O imperialismo dos direitos humanos e a falsidade das suas premissas
A universalização dos direitos humanos (que também aparece como “difusão dos valores da democracia”) não é construída sem intenções: é apenas uma nova justificativa para o exercício de um novo poder mundial, no caso dos Estados Unidos
Ronaldo Bastos (*)
Le Monde Diplomatique
Hoje é muito discutida a questão da universalização dos direitos humanos. Conectado a esse paradigma, que é contestado e contestável, emerge um problema difícil de ser resolvido, que consiste em saber como fica a autonomia dos Estados num contexto em que eles, enquanto signatários da Carta das Nações Unidas, seriam corresponsáveis pelo estabelecimento do chamado sistema de “governança global” e, por conseguinte, teriam que respeitar e promover o direito internacional dos direitos humanos.

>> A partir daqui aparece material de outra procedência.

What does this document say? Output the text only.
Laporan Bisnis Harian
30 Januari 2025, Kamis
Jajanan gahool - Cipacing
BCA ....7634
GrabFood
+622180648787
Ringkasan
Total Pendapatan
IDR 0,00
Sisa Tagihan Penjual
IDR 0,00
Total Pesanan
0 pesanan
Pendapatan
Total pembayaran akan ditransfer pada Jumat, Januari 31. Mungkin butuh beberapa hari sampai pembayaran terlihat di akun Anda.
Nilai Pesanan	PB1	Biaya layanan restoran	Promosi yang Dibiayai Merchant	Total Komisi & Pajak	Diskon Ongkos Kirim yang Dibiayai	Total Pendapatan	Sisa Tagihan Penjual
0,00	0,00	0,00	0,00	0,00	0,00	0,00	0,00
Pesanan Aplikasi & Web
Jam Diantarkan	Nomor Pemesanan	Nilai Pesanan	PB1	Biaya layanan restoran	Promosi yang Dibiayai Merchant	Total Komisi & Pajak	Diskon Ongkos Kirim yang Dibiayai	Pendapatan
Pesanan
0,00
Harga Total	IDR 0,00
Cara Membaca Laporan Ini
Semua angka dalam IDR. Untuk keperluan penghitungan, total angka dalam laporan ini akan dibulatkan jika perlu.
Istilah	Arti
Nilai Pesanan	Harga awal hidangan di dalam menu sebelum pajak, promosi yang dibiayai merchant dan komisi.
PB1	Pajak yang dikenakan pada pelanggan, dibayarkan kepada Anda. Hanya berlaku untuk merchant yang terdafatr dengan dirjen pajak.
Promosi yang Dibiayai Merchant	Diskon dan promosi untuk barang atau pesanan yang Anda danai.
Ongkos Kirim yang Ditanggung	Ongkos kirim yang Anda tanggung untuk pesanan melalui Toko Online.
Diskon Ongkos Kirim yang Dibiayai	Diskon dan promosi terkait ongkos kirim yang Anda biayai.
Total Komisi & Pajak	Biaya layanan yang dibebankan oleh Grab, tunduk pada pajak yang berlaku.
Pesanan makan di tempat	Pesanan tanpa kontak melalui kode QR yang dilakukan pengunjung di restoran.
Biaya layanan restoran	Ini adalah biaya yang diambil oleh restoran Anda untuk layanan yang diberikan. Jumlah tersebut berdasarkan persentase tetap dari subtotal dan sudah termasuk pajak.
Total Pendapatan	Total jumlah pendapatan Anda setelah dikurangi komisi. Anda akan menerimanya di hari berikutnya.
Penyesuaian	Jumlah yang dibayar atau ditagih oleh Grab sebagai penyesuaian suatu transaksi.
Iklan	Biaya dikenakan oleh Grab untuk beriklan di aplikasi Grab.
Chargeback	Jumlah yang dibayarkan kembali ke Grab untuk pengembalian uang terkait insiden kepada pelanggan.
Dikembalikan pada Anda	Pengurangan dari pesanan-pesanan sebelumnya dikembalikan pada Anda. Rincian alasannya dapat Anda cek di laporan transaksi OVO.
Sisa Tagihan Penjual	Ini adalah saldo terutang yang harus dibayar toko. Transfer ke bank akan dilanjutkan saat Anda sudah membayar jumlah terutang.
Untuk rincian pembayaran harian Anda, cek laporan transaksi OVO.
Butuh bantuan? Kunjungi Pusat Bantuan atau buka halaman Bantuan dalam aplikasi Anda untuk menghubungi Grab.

No século XXI, isso tem uma importância ainda mais abrangente, pois, principalmente após 1989, com o desmantelamento da União Soviética e a ascensão dos Estados Unidos como única superpotência mundial, fica evidente, na política externa norte-americana, o imperialismo desempenhado pelos (e em nome dos) direitos humanos. Isso porque tal política consiste na invasão dos mais variados Estados (é só pensar nas invasões ao Iraque e ao Afeganistão e, mais recentemente, na discussão sobre a invasão da Síria) para a aplicação da democracia ou para o enfrentamento da “guerra contra o terror”. Como é notório, ambos os objetivos dizem respeito à universalização dos direitos humanos, vale dizer, universalização de uma específica forma de governar e guiar o Estado.

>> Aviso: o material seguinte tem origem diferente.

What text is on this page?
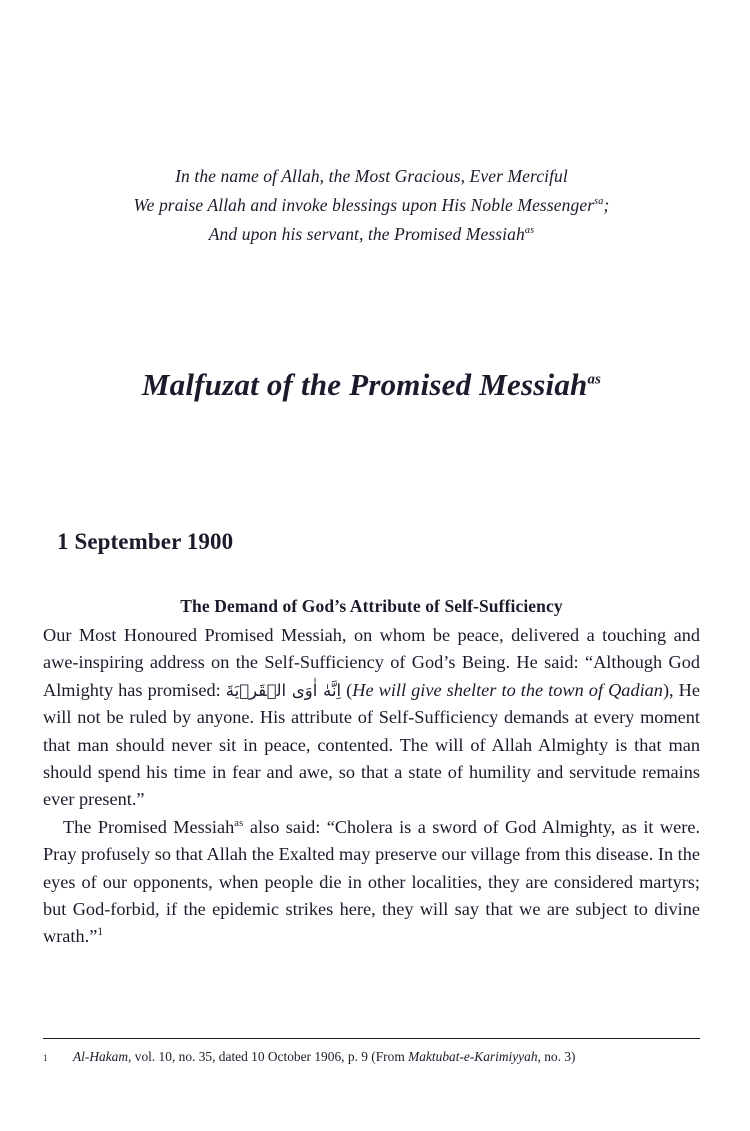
In the name of Allah, the Most Gracious, Ever Merciful
We praise Allah and invoke blessings upon His Noble Messenger$^{sa}$;
And upon his servant, the Promised Messiah$^{as}$
Malfuzat of the Promised Messiah$^{as}$
1 September 1900
The Demand of God’s Attribute of Self-Sufficiency

Our Most Honoured Promised Messiah, on whom be peace, delivered a touching and awe-inspiring address on the Self-Sufficiency of God’s Being. He said: “Although God Almighty has promised: اِنَّهٰ اٰوَى الۡقَرۡيَةَ (He will give shelter to the town of Qadian), He will not be ruled by anyone. His attribute of Self-Sufficiency demands at every moment that man should never sit in peace, contented. The will of Allah Almighty is that man should spend his time in fear and awe, so that a state of humility and servitude remains ever present.”

The Promised Messiah$^{as}$ also said: “Cholera is a sword of God Almighty, as it were. Pray profusely so that Allah the Exalted may preserve our village from this disease. In the eyes of our opponents, when people die in other localities, they are considered martyrs; but God-forbid, if the epidemic strikes here, they will say that we are subject to divine wrath.”$^1$

1	Al-Hakam, vol. 10, no. 35, dated 10 October 1906, p. 9 (From Maktubat-e-Karimiyyah, no. 3)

Segundo Hobsbawm,[1] o imperialismo dos direitos humanos tem características peculiares. Em primeiro lugar, parte da proposição da legitimidade e até da necessidade de intervenções armadas internacionais para introduzir ou impor os direitos humanos em uma era de crescente barbárie. Em segundo lugar, os regimes tiranos seriam imunes à mudança interna, de modo que apenas a força armada externa poderia conduzi-los a adotar os valores e instituições políticas ocidentais. Em terceiro lugar, acredita-se que tais instituições podem ter êxito em qualquer lugar e, assim, cuidar eficazmente dos problemas transnacionais e trazer a paz ao invés de instaurar a desordem.
O objetivo deste artigo é problematizar essas premissas.

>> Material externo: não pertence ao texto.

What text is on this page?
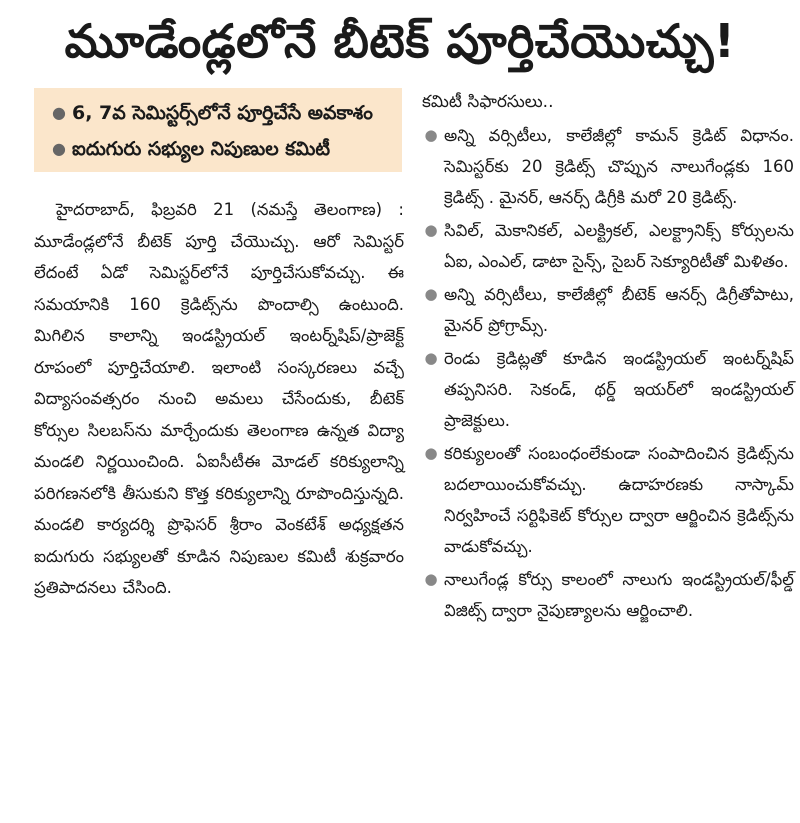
మూడేండ్లలోనే బీటెక్ పూర్తిచేయొచ్చు!
● 6, 7వ సెమిస్టర్స్‌లోనే పూర్తిచేసే అవకాశం
● ఐదుగురు సభ్యుల నిపుణుల కమిటీ
హైదరాబాద్, ఫిబ్రవరి 21 (నమస్తే తెలంగాణ) : మూడేండ్లలోనే బీటెక్ పూర్తి చేయొచ్చు. ఆరో సెమిస్టర్ లేదంటే ఏడో సెమిస్టర్‌లోనే పూర్తిచేసుకోవచ్చు. ఈ సమయానికి 160 క్రెడిట్స్‌ను పొందాల్సి ఉంటుంది. మిగిలిన కాలాన్ని ఇండస్ట్రియల్ ఇంటర్న్‌షిప్/ప్రాజెక్ట్ రూపంలో పూర్తిచేయాలి. ఇలాంటి సంస్కరణలు వచ్చే విద్యాసంవత్సరం నుంచి అమలు చేసేందుకు, బీటెక్ కోర్సుల సిలబస్‌ను మార్చేందుకు తెలంగాణ ఉన్నత విద్యా మండలి నిర్ణయించింది. ఏఐసీటీఈ మోడల్ కరిక్యులాన్ని పరిగణనలోకి తీసుకుని కొత్త కరిక్యులాన్ని రూపొందిస్తున్నది. మండలి కార్యదర్శి ప్రొఫెసర్ శ్రీరాం వెంకటేశ్ అధ్యక్షతన ఐదుగురు సభ్యులతో కూడిన నిపుణుల కమిటీ శుక్రవారం ప్రతిపాదనలు చేసింది.
కమిటీ సిఫారసులు..
● అన్ని వర్సిటీలు, కాలేజీల్లో కామన్ క్రెడిట్ విధానం. సెమిస్టర్‌కు 20 క్రెడిట్స్ చొప్పున నాలుగేండ్లకు 160 క్రెడిట్స్ . మైనర్, ఆనర్స్ డిగ్రీకి మరో 20 క్రెడిట్స్.
● సివిల్, మెకానికల్, ఎలక్ట్రికల్, ఎలక్ట్రానిక్స్ కోర్సులను ఏఐ, ఎంఎల్, డాటా సైన్స్, సైబర్ సెక్యూరిటీతో మిళితం.
● అన్ని వర్సిటీలు, కాలేజీల్లో బీటెక్ ఆనర్స్ డిగ్రీతోపాటు, మైనర్ ప్రోగ్రామ్స్.
● రెండు క్రెడిట్లతో కూడిన ఇండస్ట్రియల్ ఇంటర్న్‌షిప్ తప్పనిసరి. సెకండ్, థర్డ్ ఇయర్‌లో ఇండస్ట్రియల్ ప్రాజెక్టులు.
● కరిక్యులంతో సంబంధంలేకుండా సంపాదించిన క్రెడిట్స్‌ను బదలాయించుకోవచ్చు. ఉదాహరణకు నాస్కామ్ నిర్వహించే సర్టిఫికెట్ కోర్సుల ద్వారా ఆర్జించిన క్రెడిట్స్‌ను వాడుకోవచ్చు.
● నాలుగేండ్ల కోర్సు కాలంలో నాలుగు ఇండస్ట్రియల్/ఫీల్డ్ విజిట్స్ ద్వారా నైపుణ్యాలను ఆర్జించాలి.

Quanto à primeira, embora os direitos humanos sejam o instrumento apto para acabar com a barbárie e instaurar a ordem, não é o que vimos no Afeganistão e no Iraque – os dois últimos países que os Estados Unidos interviram nos últimos tempos. Para só ficar num exemplo, uma pesquisa da Escola de Saúde Pública John Hopkins Bloomberg estimou que ocorreram mais de 600 mil mortes no Iraque desde a ocupação da coalizão liderada pelos norte-americanos, embora menos de um terço (26%) tenha sido atribuído aos militares da coalizão que invadiu o país de Saddam Hussein.[2]
Isso revela que a invasão do Iraque, que deu origem a uma guerra civil sem precedentes neste país, ao contrário de semear a ordem, provocou a barbárie, e hoje, mesmo com a retirada das tropas do Iraque, esse país não conseguiu retomar o controle administrativo que possuía antes da invasão.
Quanto à segunda premissa, embora alguns países só consigam mudar as suas estruturas políticas a partir de uma ação externa, não é o que vimos com os recentes acontecimentos que originaram a “Primavera Árabe”. Na Tunísia, após um jovem atear fogo no próprio corpo em razão das condições de vida do país, o então presidente Zine el-Abdine Ben Ali, pressionado pela situação e pelos protestos que se multiplicavam, fugiu para a Arábia Saudita.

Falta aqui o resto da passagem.